President-elect Donald Trump's charitable foundation has acknowledged that it violated a ban against "self-dealing," which prohibits the leaders of nonprofits from using the charity's money to help themselves, their families, or their businesses, according to The Washington Post.
Nonprofit-tracking website GuideStar posted the Donald J. Trump Foundation's 2015 tax filing to the IRS. According to the site's spokesman, the forms were uploaded by the foundation's law firm.
GuideStar spokesperson Jackie Enterline Fekeci told USA Today that the filing "was uploaded by a representative from Morgan, Lewis & Bockius LLP directly onto the foundation's GuideStar Nonprofit Profile on November 18. We allow organizations to submit their 990's voluntarily because sometimes the form's route through the IRS causes a delay before we get the officially filed version. We do that in the good faith that the version they upload onto GuideStar is identical to the version they submit to the IRS."
On the form, the IRS asked if the foundation transferred "income or assets to a disqualified person," which could be Trump himself, a member of the Trump family, or a Trump-owned business. The Trump Foundation checked "yes." It also answered "yes" to a question about if self-dealing had been committed in prior years.

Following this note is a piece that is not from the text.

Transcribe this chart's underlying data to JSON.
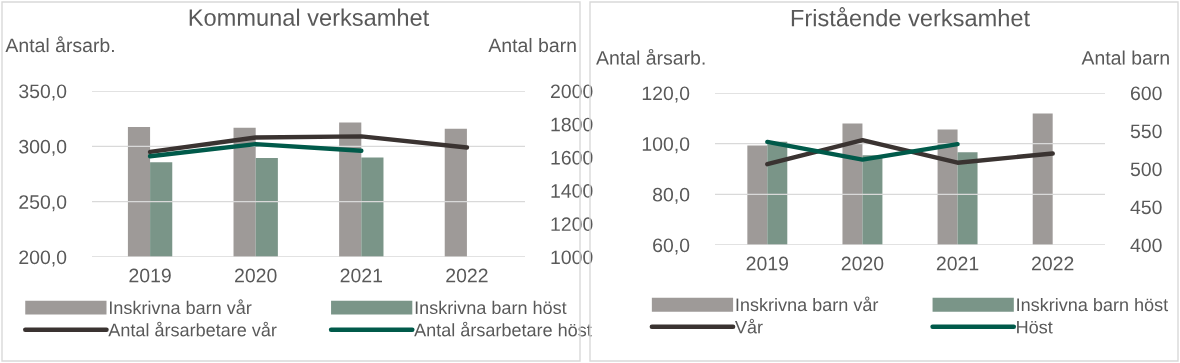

However, the forms do not contain any specific instances of self-dealing, or if Trump has paid penalties for the transactions already.
Spokesmen for Trump's presidential campaign and New York Attorney General Eric Schneiderman, whose office is investigating the Trump Foundation, declined to comment on the forms, though Schneiderman's spokesman did say "our investigation is ongoing."
"What transactions led to the self-dealing that they're admitting to? Why weren't they able to recognize them in prior years," Philip Hackney, formerly of the IRS' chief counsel's office, said to the Post, asking why the charity was only now admitting to self-dealing in the past, and why the IRS has not acted on it.